Puis il y a eu Phébus. Ô Phébus ! Pourquoi m'avoir abandonné ? Toi qui semblait si seul également. Tu m'avais tout de suite identifié, à New-York, quand nous avons chacun perçu l'Azote de l'autre. Phébus le beau, tu m'avais approché sans crainte. Tu connaissais bien mes problèmes et les doutes qui m'assaillaient. Tu étais toi aussi en Pèlerinage. Nous avions chacun échangé nos expériences et raconté notre Errance. Là, sous les étoiles, tu m'avais informé des périls que risquaient ceux de notre race. Comme les pandoréens, monstres affamés de Pyros, parodies grotesques des Créés. Tu m'avais écouté sans rien dire, sans jamais te lasser, sous la nuit de New-York. Tu m'avais informé des Raffinements. Les méthodes employées pour purifier notre Feu Divin. C'est toi qui m'avait appris que j'étais un Titan ou encore un Ferrum. Un de ceux qui suivent la philosophie du fer. Mais toi, tu désirais ardemment te fondre parmi les humains, suivant ainsi la philosophie de l'or ou encore de l'Aurum. Puis nous étions endormis sur le toit d'un des innombrables grattes-ciel de la mégalopole. Le soleil s'était levé, teintant l'horizon d'un rouge orangé. Mais je m'étais réveillé seul. Tu étais parti. Ô Phébus, étais-tu proche de l'accomplissement ? Ton Pèlerinage s'achevait-il ? Pour toi, j'aurais bien voulu croire. Croire à ce rêve, absurde mais si beau, où les Créés se voient offrir la chance de devenir humains. Pour toi, j'aurais eu la foi. Pour toi, j'aurais pardonné à quiconque m'a fait du mal. Mais tu m'as abandonné. Mon cœur, mon esprit, mon Feu Divin et mon être tout entier sont incapables de ressentir la moindre rancœur envers toi. Mais mon espoir s'est corrompu.
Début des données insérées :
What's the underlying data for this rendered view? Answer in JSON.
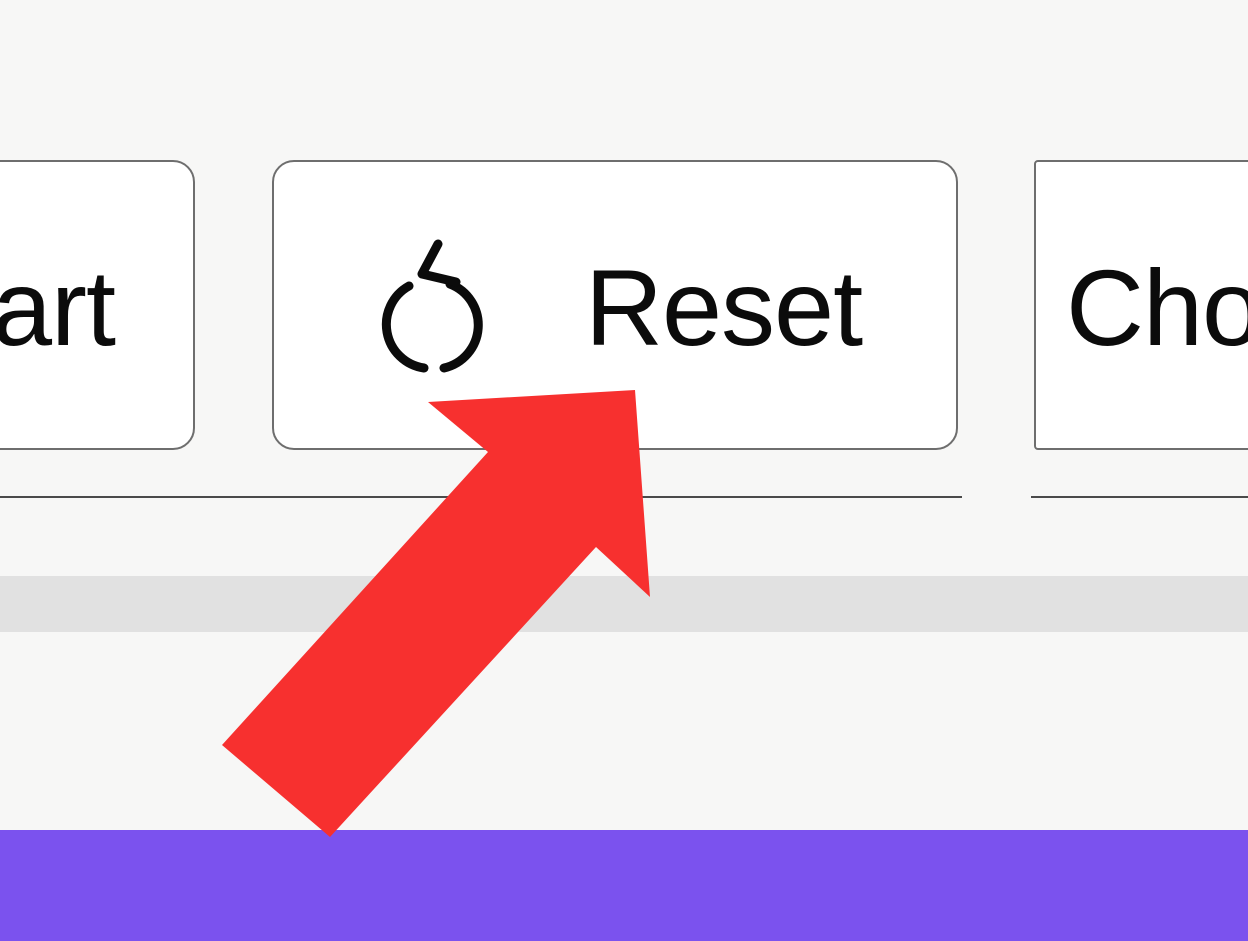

« Ô Phébus ! pensé-je tout bas en ravalant un sanglot. Que penserais-tu si tu me voyais ? »
Me voilà réduit à essayer de tromper la solitude en créant une autre prométhéenne. Mon esprit a-t-il craqué ? Quand j'ai eu le triste privilège de voir le corps démembré de Linny suite à une explosion, j'ai senti que si j'avais eu une âme à ce moment précis, elle se serait fissurée. Elle qui était si vivante quelques heures plus tôt ! Elle avait été pris dans une histoire qui ne la concernaient même pas. David, George, Clark et Mulder ; tout le monde avait essayé de la protéger tout en lui cachant l'horrible vérité. Ils étaient devenus des vampires. Et voilà, qu'elle avait dû payer de sa vie un secret qu'elle ne connaissait même pas. La vampiresse qui était responsable avait fini par payer pour cet acte odieux et aveugle. Mais ce châtiment ne saurait ramener Linny à la vie. Moi, je pouvais faire quelque chose. J'ai donc fait un choix. Ce n'est pas vraiment Linny que je m'apprête à éveiller. Sa mémoire sera effacée, mais elle vivra. Ce sera juste comme si elle était devenue amnésique. Je le souhaite vraiment. J'ai donc récupéré la dépouille mortelle de la jeune fille. Puis pour préparer la création d'une prométhéenne, j'ai été cherché d'autres corps d'enfants de son âge. Des enfants morts tragiquement. La somme de leurs membres et organes va former un être nouveau à qui j'insufflerais la vie. J'en suis sûr dorénavant : les enfants décédés continueront à vivre à travers cette nouvelle personne. Je leur offrirais l'Espoir. Et je ne serais plus seul. C'est la situation idéale. Ma progéniture se tiendra à mes cotés tandis que je regarderais l'horizon avec une flamme nouvelle dans l'œil. J'ai déjà pensé à son nom : Cathy. Je l'appellerais Cathy. Elle sera la fille idéale qui me tiendra compagnie. Ensemble, nous ne serons plus seuls.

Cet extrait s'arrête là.